Außerdem verurteilte Åkesson wiederholt die Gewalt der vergangenen Woche und forderte erweiterte Befugnisse der Polizei, die in solchen Situationen mit Nulltoleranz reagieren müsste. Daraufhin meinte der Sozialdemokrat Morgan Johansson, dass Åkesson in diesem Punkt jedwede Glaubwürdigkeit entbehre, da er noch immer jene Politiker in seiner Partei toleriere, die letztes Jahr mit dem sogenannten Eisenstangen-Skandal (järnrörsskandalen) und rassistischen Äußerungen für Aufsehen sorgten. Dies und die Frage, ob er sich von der in den Medien bekannt gewordenen rechtsradikalen Bürgerwehr distanzierte, kommentierte Åkesson jedoch nur mit Kopfschütteln.

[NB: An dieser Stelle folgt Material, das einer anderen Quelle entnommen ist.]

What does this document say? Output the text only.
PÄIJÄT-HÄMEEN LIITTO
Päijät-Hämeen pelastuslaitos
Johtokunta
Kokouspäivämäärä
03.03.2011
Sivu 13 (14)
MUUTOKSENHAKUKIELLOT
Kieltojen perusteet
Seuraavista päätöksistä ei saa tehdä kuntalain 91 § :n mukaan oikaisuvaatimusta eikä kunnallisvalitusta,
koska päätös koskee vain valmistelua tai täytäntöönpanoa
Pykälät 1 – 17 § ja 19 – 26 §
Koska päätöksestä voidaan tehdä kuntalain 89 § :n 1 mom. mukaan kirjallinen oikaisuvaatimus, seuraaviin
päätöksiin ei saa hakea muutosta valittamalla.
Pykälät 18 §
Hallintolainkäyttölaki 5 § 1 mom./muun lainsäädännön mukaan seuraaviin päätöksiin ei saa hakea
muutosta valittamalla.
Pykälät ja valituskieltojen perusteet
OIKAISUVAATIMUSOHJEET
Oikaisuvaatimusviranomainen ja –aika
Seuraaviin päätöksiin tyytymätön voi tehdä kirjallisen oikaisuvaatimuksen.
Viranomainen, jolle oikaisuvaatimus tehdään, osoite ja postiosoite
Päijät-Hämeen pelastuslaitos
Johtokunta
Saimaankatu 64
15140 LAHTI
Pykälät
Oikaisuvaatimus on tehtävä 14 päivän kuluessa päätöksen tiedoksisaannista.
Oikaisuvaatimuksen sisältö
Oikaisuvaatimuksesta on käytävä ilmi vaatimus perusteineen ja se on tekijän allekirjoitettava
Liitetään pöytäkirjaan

Neben der politischen Debatte forderten Wissenschaftler außerdem, dass die Regierung ein Komitee einberufen sollte, welches die Ausschreitungen und auch das Vorgehen der Polizei gründlich untersucht. Laut der Gruppe von internationalen Forschern müsse sich nicht nur die Politik, sondern die gesamte schwedische Gesellschaft die Frage stellen, was es daraus zu lernen gebe und wie solche Ausschreitungen zukünftig zu vermeiden sind.
Eine wissenschaftliche Auseinandersetzung sei wichtig, da sich Parallelen zu ähnlichen Ereignissen aufdrängten. Auch in Paris (2005), Athen (2008) und London (2011) entwickelten sich Unruhen daraus, dass die Polizei in Todesfälle verwickelt war. Zudem hätte man es in „sämtlichen Fällen mit zutiefst segregierten urbanen Milieus“ zu tun, „wo eine tiefe soziale Ungleichheit räumlich Ausdruck in Form einer geteilten Stadt gefunden hat“. Dazu kämen noch Aspekte wie Diskriminierung und Gentrifizierung, die die Situation in den Vororten verschärft hätten.
Unter den Parteien ist man sich über die Relevanz einer solchen Untersuchung noch nicht einig. Während Morgan Johansson (Socialdemokraterna) sie für notwendig hält, bezweifeln die Allianz-Parteien ihren Sinn.